GCD & LCM Calculator logo
by
CHUNKY
MUNSTER
Separate numbers with commas, spaces, or newlines

How to Use gcd-lcm

  1. Enter two or more integers separated by commas.
  2. The Greatest Common Divisor (GCD) and Least Common Multiple (LCM) are calculated instantly.
  3. See the prime factorisation of each number and how GCD and LCM are derived.
  4. The step-by-step Euclidean algorithm is shown for GCD.

The Greatest Common Divisor (GCD) of two numbers is the largest integer that divides both without a remainder. The Least Common Multiple (LCM) is the smallest positive integer divisible by both. These are fundamental in fraction reduction, cryptography (RSA key generation uses GCD), scheduling problems, and signal processing.

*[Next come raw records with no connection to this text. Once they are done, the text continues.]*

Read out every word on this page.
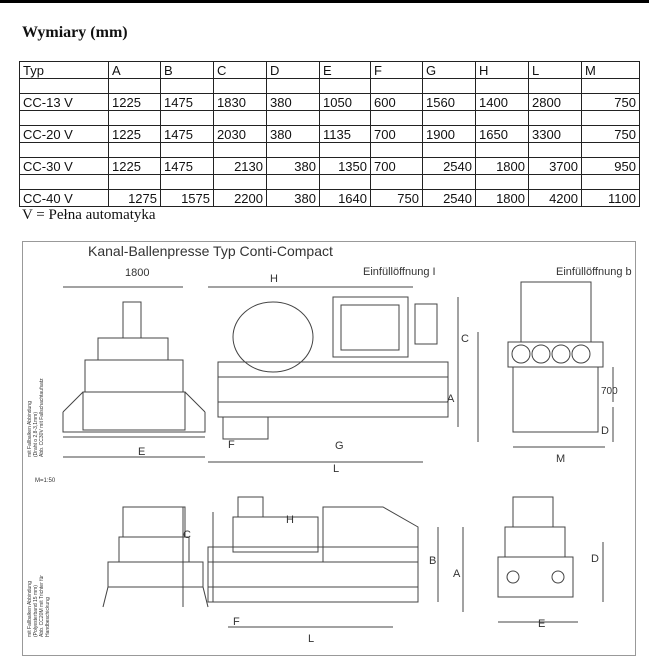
Wymiary (mm)
Typ	A	B	C	D	E	F	G	H	L	M

CC-13 V	1225	1475	1830	380	1050	600	1560	1400	2800	750

CC-20 V	1225	1475	2030	380	1135	700	1900	1650	3300	750

CC-30 V	1225	1475	2130	380	1350	700	2540	1800	3700	950

CC-40 V	1275	1575	2200	380	1640	750	2540	1800	4200	1100
V = Pełna automatyka
Kanal-Ballenpresse Typ Conti-Compact
1800	Einfüllöffnung I	Einfüllöffnung b
M=1:50
E
H
F	G
L
C
A
700
D
M
C
H
F
L
B
A
E
D
mit Fallbalken Abbindung (Draht o 2,8-3,1mm) Abb. CC30V mit Fallschachtaufsatz
mit Fallbalken Abbindung (Polyesterband 15 mm) Abb. CC20M mit Trichter für Handbeschickung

GCD and LCM: Relationship and Algorithms

The relationship between GCD and LCM is: GCD(a,b) × LCM(a,b) = a × b. This means once you have one, computing the other is trivial. GCD is computed using the Euclidean algorithm: GCD(a,b) = GCD(b, a mod b), terminating when the remainder is 0. This is one of the oldest known algorithms — attributed to Euclid around 300 BC. LCM(a,b) = a × b / GCD(a,b). For more than two numbers, apply pairwise repeatedly.

Frequently Asked Questions

How is GCD used in fraction reduction?

To reduce 12/18 to lowest terms, compute GCD(12,18) = 6, then divide both by 6: 12/6 = 2, 18/6 = 3. Result: 2/3. GCD-based reduction always gives the fully reduced fraction in one step.

What is the Euclidean algorithm?

GCD(a,b): divide a by b, get remainder r. Then GCD(b,r). Repeat until remainder is 0; the last non-zero remainder is the GCD. Example: GCD(48,18) → GCD(18,12) → GCD(12,6) → GCD(6,0) = 6.

What does GCD = 1 mean?

Two numbers with GCD = 1 are coprime (or relatively prime) — they share no common factors other than 1. This is important in RSA cryptography, Chinese Remainder Theorem applications, and fraction representation.

Can I find the LCM of more than two numbers?

Yes — apply LCM pairwise: LCM(a,b,c) = LCM(LCM(a,b),c). The tool handles this automatically for up to 10 inputs.